Each piece of equipment has a different function and the children can move from station to station.
“Variety is key to making this classroom run effectively. Each child learns differently, so I noticed certain students gravitate towards certain pieces of equipment,” Orsack-Byrd said. “Turtle shells involve more of a quiet space; students curl up inside a read. Strider desk students are working in pairs to complete a project – word finds, questions about units of study. The standing desk is simply made for students who don’t like to sit.”
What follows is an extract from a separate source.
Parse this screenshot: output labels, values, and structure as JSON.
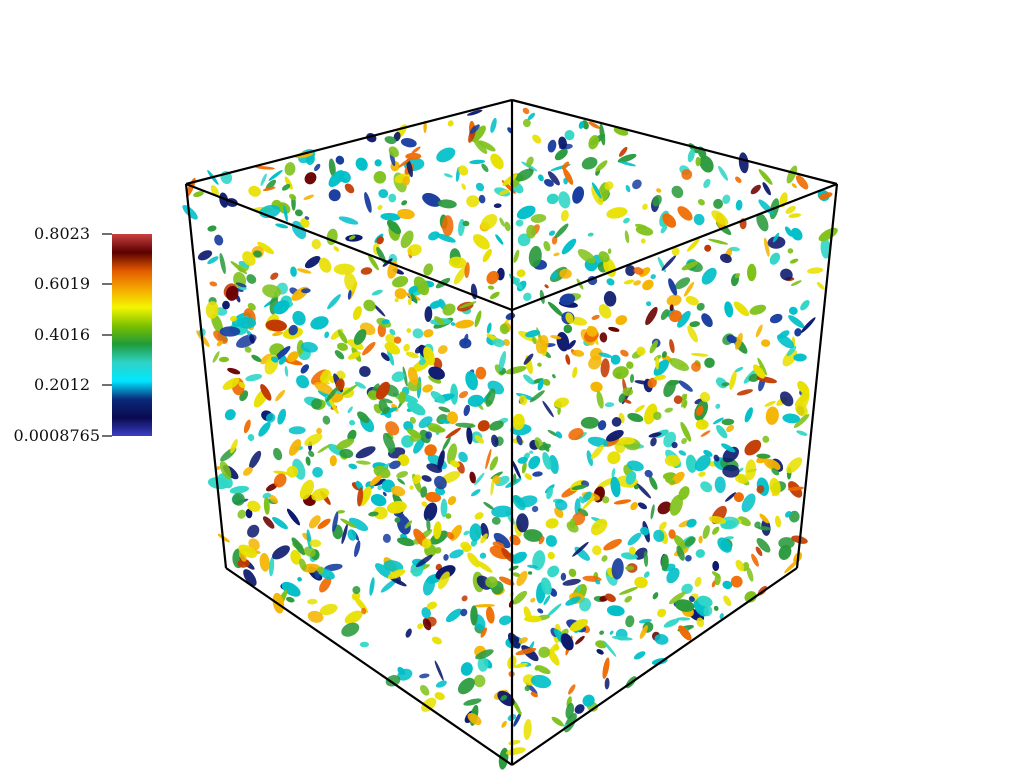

Recent studies show that children actually learn better when they can move around. These types of desks have also been extremely beneficial for children with ADHD, allowing them to focus their brains and move their bodies as they please.
Research shows that in adulthood, sitting all day, every day, can lead to heart disease, diabetes and muscle strain. Even children who sit for hours uninterrupted will show a reduction in vascular function.
While these side effects do disappear after the children begin moving again, it can still be dangerous to promote a lifestyle that leads to more serious health problems in the future.
Kinetic desks and other active learning equipment give kids the opportunity to learn healthy exercise habits from a young age. When kids can break up their sitting time with a little activity, these negative side effects are non-existent.
Cynthia Wilson, an occupational therapist, echoed the health benefits from this type of equipment and added that children are actually more engaged when they have the opportunity to move around. “I can tell you that sitting on [exercise] balls keeps kids alert and it strengthens their core. One of my teachers has nothing but balls in her class, no chairs, and the kids are appropriate with them.”
— ActionBased Learning (@kidsfit_sc) December 27, 2016
Research on the effectiveness of these kinesthetic classrooms is in the early stages, but so far it has been a hit with children across the country.
When asked how the students at her school have reacted to the new learning techniques, Keri Orsack-Byrd said, “A classroom teacher told me, after leaving health, [my] students are A: always hungry, B: always excited and can’t wait to tell her what they learned, C: always quiet and focused. She asked if she could have health twice a day!”
Critiques of the traditional classroom setting are not new. From an early age, energetic kids are taught to sit up straight and stay still for hours a day.
This may work for some kids, but for others being able move around is integral to the learning experience.
School psychologist, Amy Pemberton explained, “Every child has their own learning style and if we can tap into that modality, that’s the best way to help a child. If you have a kinesthetic learner who has the opportunity to be in a kinesthetic classroom, that just opens up a whole new world for them.”
These new kinesthetic classroom options are becoming more popular every day. As a healthy and unique alternative to the traditional classroom, it is no surprise why so many schools are working towards providing these options to all students.